Although the extent of the cash crisis has been limited by government intervention, with the overall percentage of small firms reported as "low-cash" steady at 32 percent, "the share of low-cash firms in the hospitality and other services sectors has picked up much more dramatically, hitting 53 and 51 percent respectively," the report said, according to data to September 2020.
"Around May time last year, we decided to take out $14,000 worth of 'bounce-back' loans. But actually ,at the moment, it's there as a safety blanket really, given the concern or the lack of confidence that people could return to travel … we actually haven't spent that money," explained Alex Stewart, founder of London-based e-commerce company OneNine5.
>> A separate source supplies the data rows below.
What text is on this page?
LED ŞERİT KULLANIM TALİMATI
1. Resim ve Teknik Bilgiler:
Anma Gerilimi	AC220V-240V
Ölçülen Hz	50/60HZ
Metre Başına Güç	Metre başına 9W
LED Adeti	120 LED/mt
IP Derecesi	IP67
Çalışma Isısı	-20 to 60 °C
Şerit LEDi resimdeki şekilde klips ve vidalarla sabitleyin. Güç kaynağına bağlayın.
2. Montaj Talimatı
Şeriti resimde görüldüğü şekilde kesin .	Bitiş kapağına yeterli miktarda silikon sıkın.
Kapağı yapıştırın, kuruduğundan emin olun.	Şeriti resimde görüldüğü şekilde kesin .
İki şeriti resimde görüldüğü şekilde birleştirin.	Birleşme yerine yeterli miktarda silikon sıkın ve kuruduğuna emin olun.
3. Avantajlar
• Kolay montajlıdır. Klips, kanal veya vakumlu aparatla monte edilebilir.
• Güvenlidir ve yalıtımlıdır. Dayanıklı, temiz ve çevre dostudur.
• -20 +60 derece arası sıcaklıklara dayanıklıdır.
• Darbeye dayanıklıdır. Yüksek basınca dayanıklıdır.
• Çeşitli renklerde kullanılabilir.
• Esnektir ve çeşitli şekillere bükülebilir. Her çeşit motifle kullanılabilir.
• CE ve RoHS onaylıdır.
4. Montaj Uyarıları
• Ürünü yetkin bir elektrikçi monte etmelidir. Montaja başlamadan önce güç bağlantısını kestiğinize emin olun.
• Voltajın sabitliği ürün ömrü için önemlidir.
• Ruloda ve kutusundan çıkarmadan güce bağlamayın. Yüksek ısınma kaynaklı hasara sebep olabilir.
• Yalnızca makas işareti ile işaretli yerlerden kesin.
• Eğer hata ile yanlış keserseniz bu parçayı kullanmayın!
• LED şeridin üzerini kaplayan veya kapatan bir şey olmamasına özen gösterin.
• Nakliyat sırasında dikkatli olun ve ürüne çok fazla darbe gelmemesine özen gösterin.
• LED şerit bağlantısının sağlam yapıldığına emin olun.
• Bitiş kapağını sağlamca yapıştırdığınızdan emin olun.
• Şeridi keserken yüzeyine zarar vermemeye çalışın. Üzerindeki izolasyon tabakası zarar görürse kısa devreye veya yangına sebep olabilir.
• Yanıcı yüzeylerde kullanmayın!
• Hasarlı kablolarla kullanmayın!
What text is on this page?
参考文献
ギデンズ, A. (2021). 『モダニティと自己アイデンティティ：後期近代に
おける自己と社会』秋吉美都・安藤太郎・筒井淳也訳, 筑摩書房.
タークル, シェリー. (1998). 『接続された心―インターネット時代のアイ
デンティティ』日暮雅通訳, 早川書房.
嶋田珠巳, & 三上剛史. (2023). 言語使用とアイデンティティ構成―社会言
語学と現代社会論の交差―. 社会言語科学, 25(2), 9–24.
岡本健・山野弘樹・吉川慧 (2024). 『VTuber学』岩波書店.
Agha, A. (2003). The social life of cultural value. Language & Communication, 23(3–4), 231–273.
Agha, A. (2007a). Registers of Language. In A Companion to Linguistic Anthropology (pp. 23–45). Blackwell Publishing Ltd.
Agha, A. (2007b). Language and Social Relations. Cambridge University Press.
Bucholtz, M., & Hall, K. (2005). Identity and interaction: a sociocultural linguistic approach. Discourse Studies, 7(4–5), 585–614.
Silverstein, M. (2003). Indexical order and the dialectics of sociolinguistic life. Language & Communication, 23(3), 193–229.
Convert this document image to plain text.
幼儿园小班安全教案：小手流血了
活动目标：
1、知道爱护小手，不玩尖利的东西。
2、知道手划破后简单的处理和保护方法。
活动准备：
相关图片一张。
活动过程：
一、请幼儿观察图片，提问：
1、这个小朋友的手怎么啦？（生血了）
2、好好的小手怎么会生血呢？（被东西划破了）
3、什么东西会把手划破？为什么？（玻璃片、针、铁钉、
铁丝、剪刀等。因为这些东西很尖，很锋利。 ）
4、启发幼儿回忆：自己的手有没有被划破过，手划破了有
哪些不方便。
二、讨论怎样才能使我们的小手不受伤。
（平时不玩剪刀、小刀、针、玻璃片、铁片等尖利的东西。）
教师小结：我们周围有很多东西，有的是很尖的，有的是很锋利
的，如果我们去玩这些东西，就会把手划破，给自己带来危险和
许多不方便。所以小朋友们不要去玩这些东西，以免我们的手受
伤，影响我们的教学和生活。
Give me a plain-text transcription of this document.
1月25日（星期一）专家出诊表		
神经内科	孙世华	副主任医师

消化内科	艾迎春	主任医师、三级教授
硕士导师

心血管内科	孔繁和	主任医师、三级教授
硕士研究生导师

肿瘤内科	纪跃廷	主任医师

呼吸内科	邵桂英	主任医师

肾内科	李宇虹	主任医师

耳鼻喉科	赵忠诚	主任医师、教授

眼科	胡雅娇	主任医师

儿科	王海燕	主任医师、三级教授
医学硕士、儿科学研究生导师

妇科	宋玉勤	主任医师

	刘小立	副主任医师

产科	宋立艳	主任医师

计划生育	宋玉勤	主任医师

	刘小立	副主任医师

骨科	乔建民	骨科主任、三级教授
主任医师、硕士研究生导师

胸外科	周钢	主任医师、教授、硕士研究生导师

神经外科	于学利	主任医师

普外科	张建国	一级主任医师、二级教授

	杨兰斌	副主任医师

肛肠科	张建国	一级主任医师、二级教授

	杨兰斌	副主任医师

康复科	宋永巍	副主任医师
It's small firms like OneNine5 – that haven't been able to sell to their usual European and worldwide markets but don't have large overheads – which could now be at risk if some government stimulus isn't extended.
Stewart said he appreciated the safety net but will be paying back the loan to avoid long-term debt.
"I think, given the uncertainty at the moment, [we] just would rather not accrue any kind of debt," he told CGTN Europe.
Resolution Foundation also noted the risk of debt to SMEs, and warned it could turn them into "Zombies."
"Where they have left firms overindebted, this will discourage investment and hiring, creating a new class of 'Zombie firms' that operate to service their debts, rather than expand and grow," the think tank said.
Therefore, the report suggests stopping any further direct loans, while continuing other measures, and "transferring liability" for the loans to the issuing banks. The UK government is currently fully liable for these loans, and the Foundation argued it should pay banks to take 20 percent of the liabilities. It proposed "'skin in the game' will help align incentives between the government and the banks."
In essence, if the banks' capital is at risk if companies fail, they will be more likely to offer continued support to avoid collapse.